Consider an accountant who wants to calculate a sine. Let’s leave aside why she should do so, but she may need to be educated in trigonometry (during working hours). However, it only has an accounting calculator with numbers and buttons "", "-", "*", "/" and some others, with "" being three times larger than the other buttons. The big plus probably won’t help and overall it looks like a pretty precarious situation, your task is to help. So try to find an expression that will be approximate the sine function at least over the interval (-10pi, + 10pi) with the highest possible accuracy (choose and justify the measurement technique).

  • Allowed operations are: addition, subtraction, multiplication, division, ie what the accounting calculator has.
  • Prefer short expressions, we want the accountant to work and not spend all the working time pressing the buttons on the calculator.

SAT Solver Killer

Propositional Satisfaction (SAT) is a strong target formalism for modeling and problem solving. This is thanks to efficient programs-solvers for SAT. In this task, we torment the SAT solver. Find a short propositional formula in the CNF that is as difficult as possible for the SAT solver (measure the difficulty as the running time or as the number of steps of the solver).

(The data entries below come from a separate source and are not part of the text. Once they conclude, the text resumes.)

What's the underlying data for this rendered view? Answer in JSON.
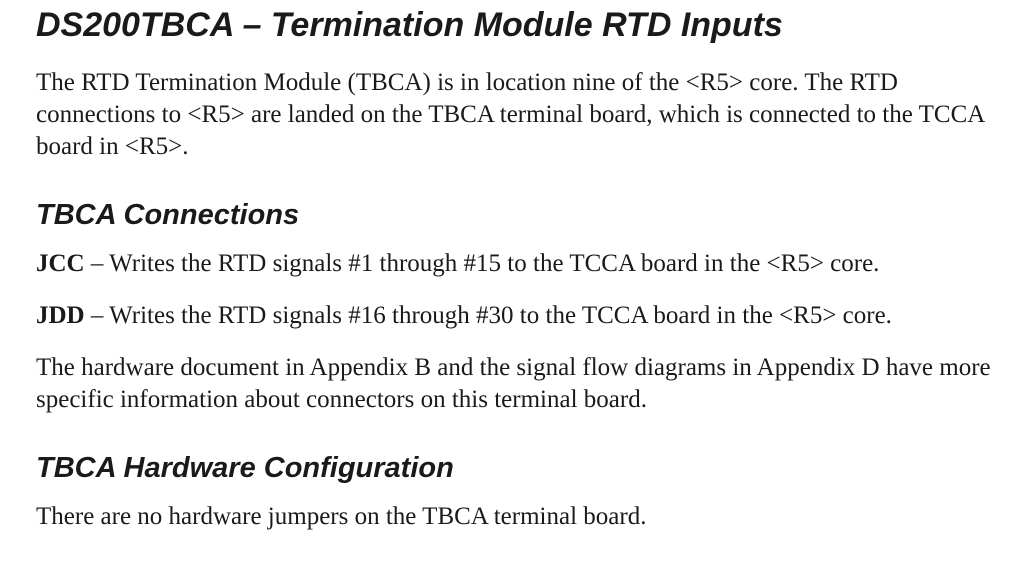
{
  "title": "DS200TBCA – Termination Module RTD Inputs",
  "intro": "The RTD Termination Module (TBCA) is in location nine of the <R5> core. The RTD connections to <R5> are landed on the TBCA terminal board, which is con­nected to the TCCA board in <R5>.",
  "section_connections": {
    "heading": "TBCA Connections",
    "items": [
      {
        "label": "JCC",
        "text": " – Writes the RTD signals #1 through #15 to the TCCA board in the <R5> core."
      },
      {
        "label": "JDD",
        "text": " – Writes the RTD signals #16 through #30 to the TCCA board in the <R5> core."
      }
    ],
    "footer": "The hardware document in Appendix B and the signal flow diagrams in Appendix D have more specific information about connectors on this terminal board."
  },
  "section_hwconfig": {
    "heading": "TBCA Hardware Configuration",
    "text": "There are no hardware jumpers on the TBCA terminal board."
  }
}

  • It is advisable to set some limits on the size of the formula, eg: the total number of literals occurring in the whole formula will be a maximum of 1000.
  • The recommended solver is link: http: // [Glucose], which is not the most powerful, but gives stable results. Alternatively, you can also look at the competition website link: [SAT Competition], where other solvers are available.
  • Experience how the results turn out for a satisfiable and unsatisfiable case. Typically heavier not an impossible variant. Try to limit yourself only to satisfiable formulas, or only to unsatisfiable, resp. both.

OCR (Optical Character Recognition) easily and quickly

Let’s have some alphabet characters like images, such as 16x16 grayscale. Your task is to find the position of a few pixels so that it is possible according to the values These pixels distinguish the characters of the alphabet from each other. For an alphabet of 26 characters with black and white images, 5 pixels should theoretically suffice, as the values ​​in these pixels can acquire a total of 2 <sup> 5 </sup> = 32 different combinations which is more than 26.

  • Try to solve the problem for the Latin alphabet, you can find images of characters in the following archive: link: https: // [Dataset - Latin].
  • Find as few points as possible, according to which you are able to recognize the characters of one of the Japanese alphabets, namely hiragana, we provide images of the characters in the following archive: link: https: // /[Data set - hiragana] (link to zdroj).

Custom theme

If you have an interesting task in the field of artificial intelligence, which you would like to develop, it is possible to submit it as a semester work. The topic does not have to be taught or practiced in the subject, however, its complexity should correspond to the recommended assignment. The difficulty will be assessed by the instructor and the topic will either be approved or some changes recommended. Unapproved topic cannot be submitted.

Topic from the lab

The student can choose some of the topics presented in the HW laboratory. For these options, you can borrow one of the available HW from the laboratory. These assignments are also subject to the approval of the instructor (especially the specification of the topic and scope).